La guerra que no cesa

En los campos de Ucrania sigue retumbando el siniestro sonido de la guerra sin que se vislumbre una perspectiva cercana y medianamente optimista de paz. Se destruyen ciudades y monumentos, se arrasan fábricas y tierras de labor y, sobre todo, se acaba con la vida de miles de miles y miles de personas, hombres, mujeres y niños, que vivían pacíficamente sin hacer daño a nadie. Y toda esta locura, todo este horror, todo este maldito vendaval de muerte y destrucción de una nación y de nuestra esperanza de un mundo mejor se debe a que un conjunto de individuos de vida lujosa, la mayoría estúpidos y amigos del vodka, mandados por otro sin escrúpulos ni sensibilidad, han decidido que eso sea así antes que soportar la sensación de que el orgullo de su país sufra el menor desaire. Y así ya van más de siete meses. Las esperanzas de una resolución rápida se fueron debilitando a medida que el valor y los recursos de los agredidos se hacían cada vez más fuertes y oponían más resistencia. Lo que se preveía una marcha triunfal entre aplausos y frases de bienvenida se ha convertido en una huida en desbandada y en una interminable sangría de vidas jóvenes y de gentes inocentes que solo se dedicaban a ejercer el oficio de vivir cada día.

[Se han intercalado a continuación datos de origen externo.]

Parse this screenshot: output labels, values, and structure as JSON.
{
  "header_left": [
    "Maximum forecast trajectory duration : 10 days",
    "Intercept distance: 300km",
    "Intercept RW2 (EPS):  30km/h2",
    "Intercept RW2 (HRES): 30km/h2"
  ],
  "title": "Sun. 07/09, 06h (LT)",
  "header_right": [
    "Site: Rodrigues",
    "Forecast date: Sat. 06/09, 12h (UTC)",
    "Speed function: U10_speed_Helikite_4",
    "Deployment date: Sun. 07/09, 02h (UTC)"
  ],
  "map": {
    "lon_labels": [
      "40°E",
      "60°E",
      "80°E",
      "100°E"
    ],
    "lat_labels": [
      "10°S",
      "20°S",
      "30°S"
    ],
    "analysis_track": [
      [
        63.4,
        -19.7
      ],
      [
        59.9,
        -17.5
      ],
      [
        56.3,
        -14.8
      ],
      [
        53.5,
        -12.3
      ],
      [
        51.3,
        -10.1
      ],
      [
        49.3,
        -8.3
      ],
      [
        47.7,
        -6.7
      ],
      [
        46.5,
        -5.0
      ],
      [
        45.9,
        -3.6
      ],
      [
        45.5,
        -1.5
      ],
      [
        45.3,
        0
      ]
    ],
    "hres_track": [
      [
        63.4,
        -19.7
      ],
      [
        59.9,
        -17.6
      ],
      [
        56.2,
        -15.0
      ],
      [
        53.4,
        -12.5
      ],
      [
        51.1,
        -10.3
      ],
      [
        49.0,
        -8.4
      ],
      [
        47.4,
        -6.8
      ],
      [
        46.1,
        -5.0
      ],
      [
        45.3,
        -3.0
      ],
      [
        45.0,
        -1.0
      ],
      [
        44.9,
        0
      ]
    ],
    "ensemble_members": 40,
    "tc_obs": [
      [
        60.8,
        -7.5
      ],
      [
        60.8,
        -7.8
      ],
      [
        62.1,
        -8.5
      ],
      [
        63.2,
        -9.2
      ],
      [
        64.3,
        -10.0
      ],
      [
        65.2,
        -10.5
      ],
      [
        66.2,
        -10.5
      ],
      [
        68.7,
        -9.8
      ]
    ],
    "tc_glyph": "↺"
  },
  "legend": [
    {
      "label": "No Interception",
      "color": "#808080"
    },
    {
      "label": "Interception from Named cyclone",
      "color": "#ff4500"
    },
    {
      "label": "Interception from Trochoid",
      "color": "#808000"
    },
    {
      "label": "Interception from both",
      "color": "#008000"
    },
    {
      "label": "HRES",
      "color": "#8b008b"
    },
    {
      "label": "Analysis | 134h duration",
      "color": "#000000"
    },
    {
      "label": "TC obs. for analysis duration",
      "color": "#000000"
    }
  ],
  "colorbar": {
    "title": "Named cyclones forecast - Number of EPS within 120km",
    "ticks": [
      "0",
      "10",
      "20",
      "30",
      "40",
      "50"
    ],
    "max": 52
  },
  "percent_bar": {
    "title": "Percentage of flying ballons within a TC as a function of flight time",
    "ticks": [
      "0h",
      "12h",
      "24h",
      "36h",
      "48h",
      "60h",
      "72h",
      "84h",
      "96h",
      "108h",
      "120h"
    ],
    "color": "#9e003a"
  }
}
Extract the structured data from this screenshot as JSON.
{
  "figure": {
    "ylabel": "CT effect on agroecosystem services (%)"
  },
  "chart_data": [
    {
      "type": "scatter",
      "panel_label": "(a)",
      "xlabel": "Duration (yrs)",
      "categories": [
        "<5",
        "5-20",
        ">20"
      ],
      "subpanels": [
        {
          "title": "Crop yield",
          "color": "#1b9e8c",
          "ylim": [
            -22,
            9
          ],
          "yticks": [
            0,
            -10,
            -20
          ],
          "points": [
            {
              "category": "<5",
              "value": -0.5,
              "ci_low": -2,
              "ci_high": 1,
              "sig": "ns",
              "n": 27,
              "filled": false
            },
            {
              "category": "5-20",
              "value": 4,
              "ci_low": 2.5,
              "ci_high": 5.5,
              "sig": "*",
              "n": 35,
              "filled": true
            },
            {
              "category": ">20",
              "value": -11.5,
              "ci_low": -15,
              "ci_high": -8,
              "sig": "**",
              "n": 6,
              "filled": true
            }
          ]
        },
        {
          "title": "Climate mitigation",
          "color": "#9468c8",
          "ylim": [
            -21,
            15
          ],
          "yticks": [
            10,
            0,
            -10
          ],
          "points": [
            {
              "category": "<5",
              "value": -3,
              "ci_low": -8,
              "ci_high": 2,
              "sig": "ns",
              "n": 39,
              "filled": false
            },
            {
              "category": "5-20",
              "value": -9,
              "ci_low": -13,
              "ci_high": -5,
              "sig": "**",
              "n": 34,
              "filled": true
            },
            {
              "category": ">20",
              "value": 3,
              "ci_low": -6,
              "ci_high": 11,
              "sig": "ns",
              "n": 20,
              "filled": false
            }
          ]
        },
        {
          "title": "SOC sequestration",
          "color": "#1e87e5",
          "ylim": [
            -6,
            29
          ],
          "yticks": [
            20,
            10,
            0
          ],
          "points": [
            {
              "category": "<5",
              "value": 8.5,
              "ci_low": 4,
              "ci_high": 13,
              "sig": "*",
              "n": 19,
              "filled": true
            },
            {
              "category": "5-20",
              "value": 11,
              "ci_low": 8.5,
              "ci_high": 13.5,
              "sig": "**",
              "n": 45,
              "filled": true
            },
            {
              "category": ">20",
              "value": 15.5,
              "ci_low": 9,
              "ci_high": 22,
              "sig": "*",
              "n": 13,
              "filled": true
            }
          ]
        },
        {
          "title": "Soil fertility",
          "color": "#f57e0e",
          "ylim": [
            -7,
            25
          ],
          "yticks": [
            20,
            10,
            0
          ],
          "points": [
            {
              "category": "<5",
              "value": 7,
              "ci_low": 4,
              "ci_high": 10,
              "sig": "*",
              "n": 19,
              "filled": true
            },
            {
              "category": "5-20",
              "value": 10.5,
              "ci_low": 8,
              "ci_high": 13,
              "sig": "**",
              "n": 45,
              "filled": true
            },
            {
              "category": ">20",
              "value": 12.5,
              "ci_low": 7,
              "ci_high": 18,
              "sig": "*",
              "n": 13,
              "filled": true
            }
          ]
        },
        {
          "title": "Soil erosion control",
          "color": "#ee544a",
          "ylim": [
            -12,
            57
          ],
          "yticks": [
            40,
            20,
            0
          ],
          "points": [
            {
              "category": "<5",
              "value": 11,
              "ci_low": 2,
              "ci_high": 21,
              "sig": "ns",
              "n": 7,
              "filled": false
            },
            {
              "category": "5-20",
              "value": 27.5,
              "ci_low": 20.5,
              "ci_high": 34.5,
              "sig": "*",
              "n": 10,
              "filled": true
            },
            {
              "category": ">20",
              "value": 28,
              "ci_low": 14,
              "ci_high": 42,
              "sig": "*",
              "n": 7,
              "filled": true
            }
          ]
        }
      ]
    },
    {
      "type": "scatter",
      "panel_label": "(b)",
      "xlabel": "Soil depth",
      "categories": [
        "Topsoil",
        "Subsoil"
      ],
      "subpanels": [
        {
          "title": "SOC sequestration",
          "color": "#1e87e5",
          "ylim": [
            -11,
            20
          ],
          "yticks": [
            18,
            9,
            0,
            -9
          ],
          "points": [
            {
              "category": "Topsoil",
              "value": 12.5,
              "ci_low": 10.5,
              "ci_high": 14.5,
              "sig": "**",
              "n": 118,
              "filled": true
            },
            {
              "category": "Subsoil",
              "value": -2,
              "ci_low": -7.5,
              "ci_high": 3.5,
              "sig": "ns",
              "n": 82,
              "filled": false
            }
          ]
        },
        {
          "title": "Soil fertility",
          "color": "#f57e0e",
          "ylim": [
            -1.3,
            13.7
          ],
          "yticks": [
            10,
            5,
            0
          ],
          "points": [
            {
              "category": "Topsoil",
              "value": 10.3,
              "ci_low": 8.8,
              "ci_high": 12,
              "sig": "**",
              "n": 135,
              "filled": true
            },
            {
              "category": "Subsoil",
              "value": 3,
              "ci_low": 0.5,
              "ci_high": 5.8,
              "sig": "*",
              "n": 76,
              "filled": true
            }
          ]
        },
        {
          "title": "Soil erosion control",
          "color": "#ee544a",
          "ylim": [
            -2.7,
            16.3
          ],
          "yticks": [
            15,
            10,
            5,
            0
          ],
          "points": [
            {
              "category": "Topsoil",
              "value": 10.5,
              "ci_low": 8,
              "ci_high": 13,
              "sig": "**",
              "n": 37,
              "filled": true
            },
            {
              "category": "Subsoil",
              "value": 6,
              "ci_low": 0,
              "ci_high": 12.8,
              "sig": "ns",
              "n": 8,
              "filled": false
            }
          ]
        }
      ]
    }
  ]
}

Con el primer tanque ruso que cruzó la frontera ucraniana comenzó no sólo una guerra sobre el terreno contra este país con el fin de anexionarlo, sino otras de las que seguramente eran muy conscientes en el Kremlim: una guerra contra cualquier intento de contestación política imponiendo un orden en el que se reduzcan los espacios de crítica al poder, y a la vez una guerra contra Occidente para acabar con su hegemonía y reformular un nuevo orden mundial similar al anterior. Del resultado de la primera dependen las otras dos, quizá con el mismo grado de importancia.
El mayor problema de todas las guerras de agresión es el de su final. No vale más que el de la victoria, porque cualquier otro llevaría consigo la autodestrucción del agresor, y la Historia moderna está llena de ejemplos, desde Napoleón hasta Hitler. Ya lo escribió Tácito: para quienes ambicionan el poder no existe una vía media entre la cumbre y el precipicio. Eso implica el peligro de la huida hacia delante a la desesperada, que es lo que parece insinuar el jerarca ruso ante los inesperados descalabros de sus tropas, al deslizar referencias al armamento nuclear. Esperamos que por esta vez se cumpla aquello de que mientras se amenaza descansa el amenazador. Entre tanto estaremos en vilo, atentos a los telediarios y sabiendo que, como poco, viviremos las consecuencias en las frías noches del invierno que se avecina.